Menurutnya, beban kerja penyelenggara sudah sangat berat pada saat itu. Bahkan Komisi Pemilihan Umum (KPU) melaporkan lebih dari 890 petugas pemilu meninggal dunia dan ribuan lainnya jatuh sakit karena kelelahan. “Ini bukan cuma soal teknis pemilu, tapi sudah menyangkut hak hidup para petugas. Kita juga harus melihat aspek prinsipil, apakah pemilu kita sudah free and fair?” ujar Aidinil.
Ia juga menilai pemilu serentak telah menyebabkan kebingungan di kalangan pemilih. Banyak yang tidak mengenal kandidat di tingkat daerah karena informasi terlalu menumpuk pada level nasional. Banyak pemilih yang salah memilih atau surat suaranya tidak sah, terutama untuk calon legislatif. Banyak juga bahkan yang tidak tahu siapa kandidat yang terpampang di surat suara.

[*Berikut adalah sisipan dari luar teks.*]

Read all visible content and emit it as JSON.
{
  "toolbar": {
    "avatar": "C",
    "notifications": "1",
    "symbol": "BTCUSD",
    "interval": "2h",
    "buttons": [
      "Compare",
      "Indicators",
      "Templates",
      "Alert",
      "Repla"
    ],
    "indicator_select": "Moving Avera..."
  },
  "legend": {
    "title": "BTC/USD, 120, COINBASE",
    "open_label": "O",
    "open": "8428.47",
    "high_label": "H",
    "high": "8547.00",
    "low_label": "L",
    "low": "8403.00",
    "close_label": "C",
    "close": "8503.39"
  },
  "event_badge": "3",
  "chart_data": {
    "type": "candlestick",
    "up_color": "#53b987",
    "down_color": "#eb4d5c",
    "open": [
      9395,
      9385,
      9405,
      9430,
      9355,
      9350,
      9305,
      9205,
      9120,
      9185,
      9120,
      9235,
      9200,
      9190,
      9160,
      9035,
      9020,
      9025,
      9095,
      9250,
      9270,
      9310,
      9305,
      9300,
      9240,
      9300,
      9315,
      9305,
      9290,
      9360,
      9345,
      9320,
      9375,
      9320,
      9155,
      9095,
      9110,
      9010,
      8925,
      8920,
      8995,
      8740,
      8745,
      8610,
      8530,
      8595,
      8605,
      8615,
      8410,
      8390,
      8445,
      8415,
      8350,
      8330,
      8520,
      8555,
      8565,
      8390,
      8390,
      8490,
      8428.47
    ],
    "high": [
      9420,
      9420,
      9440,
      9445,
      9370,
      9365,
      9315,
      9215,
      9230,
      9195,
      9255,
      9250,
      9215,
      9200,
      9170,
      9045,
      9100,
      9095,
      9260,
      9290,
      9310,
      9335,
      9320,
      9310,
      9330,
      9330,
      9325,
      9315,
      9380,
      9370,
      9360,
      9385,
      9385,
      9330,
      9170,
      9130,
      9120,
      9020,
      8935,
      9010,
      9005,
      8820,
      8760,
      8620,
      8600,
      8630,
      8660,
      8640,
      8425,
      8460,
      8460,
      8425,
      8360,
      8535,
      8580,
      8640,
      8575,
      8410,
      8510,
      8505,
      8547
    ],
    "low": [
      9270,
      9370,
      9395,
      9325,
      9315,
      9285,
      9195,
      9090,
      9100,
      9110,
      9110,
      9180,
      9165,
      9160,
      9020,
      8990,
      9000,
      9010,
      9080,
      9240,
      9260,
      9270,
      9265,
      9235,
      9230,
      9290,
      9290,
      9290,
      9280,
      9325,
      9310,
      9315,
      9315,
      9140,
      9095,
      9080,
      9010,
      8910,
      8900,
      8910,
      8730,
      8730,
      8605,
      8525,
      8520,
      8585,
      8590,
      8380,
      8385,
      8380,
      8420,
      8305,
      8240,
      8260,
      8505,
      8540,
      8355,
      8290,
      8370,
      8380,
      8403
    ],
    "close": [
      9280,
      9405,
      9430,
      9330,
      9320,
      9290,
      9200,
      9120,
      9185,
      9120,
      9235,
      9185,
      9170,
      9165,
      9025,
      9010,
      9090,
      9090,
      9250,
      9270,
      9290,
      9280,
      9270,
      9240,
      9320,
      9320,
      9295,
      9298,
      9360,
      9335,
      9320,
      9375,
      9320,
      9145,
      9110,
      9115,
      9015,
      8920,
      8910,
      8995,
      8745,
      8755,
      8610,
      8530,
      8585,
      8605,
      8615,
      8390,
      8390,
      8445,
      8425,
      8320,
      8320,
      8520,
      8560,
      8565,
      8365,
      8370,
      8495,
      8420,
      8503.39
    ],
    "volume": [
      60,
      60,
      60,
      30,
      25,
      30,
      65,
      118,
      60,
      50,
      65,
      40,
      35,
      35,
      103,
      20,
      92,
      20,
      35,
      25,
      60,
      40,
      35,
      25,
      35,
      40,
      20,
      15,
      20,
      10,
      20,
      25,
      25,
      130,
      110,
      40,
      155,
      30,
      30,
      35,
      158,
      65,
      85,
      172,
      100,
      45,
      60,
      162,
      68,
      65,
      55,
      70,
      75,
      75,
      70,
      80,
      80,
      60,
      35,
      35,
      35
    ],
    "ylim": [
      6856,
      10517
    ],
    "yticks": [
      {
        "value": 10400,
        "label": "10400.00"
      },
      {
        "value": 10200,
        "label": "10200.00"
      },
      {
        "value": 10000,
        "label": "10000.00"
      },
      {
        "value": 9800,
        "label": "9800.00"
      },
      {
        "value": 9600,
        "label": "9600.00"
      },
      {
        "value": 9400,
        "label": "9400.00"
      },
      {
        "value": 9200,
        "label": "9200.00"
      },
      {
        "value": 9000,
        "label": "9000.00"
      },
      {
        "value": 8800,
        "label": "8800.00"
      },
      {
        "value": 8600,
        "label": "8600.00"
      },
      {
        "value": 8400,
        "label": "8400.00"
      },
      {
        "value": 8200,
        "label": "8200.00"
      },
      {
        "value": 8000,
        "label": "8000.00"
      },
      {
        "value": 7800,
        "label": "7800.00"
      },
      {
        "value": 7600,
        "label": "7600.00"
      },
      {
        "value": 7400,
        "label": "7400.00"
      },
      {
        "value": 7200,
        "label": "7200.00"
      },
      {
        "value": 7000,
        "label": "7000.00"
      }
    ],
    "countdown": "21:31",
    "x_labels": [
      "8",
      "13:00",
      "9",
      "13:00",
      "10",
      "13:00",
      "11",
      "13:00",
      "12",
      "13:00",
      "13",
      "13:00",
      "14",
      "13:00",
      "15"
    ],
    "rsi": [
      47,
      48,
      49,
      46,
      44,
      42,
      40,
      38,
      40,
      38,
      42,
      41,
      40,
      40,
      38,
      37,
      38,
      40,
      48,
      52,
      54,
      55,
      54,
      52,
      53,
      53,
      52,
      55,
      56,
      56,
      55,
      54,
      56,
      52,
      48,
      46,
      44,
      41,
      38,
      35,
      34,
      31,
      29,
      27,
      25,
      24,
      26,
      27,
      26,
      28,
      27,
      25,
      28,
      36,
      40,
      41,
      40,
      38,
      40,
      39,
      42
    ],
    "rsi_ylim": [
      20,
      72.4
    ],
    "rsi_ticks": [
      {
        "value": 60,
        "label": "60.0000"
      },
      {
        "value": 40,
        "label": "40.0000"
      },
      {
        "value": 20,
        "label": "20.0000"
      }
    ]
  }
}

Dengan sistem pemilu yang dipisah, Aidinil optimistis pemilih akan lebih mengenal calon-calon di daerahnya. Hal itu berpotensi meningkatkan partisipasi pemilih. Oleh karenanya, putusan MK ini bisa menjadi angin segar bagi daerah-daerah seperti Sumatera Barat, yang sempat mengalami Pemungutan Suara Ulang (PSU). “Banyak PSU itu terjadi karena beban kerja penyelenggara yang terlalu berat, bukan karena kecurangan,” kata Aidinil.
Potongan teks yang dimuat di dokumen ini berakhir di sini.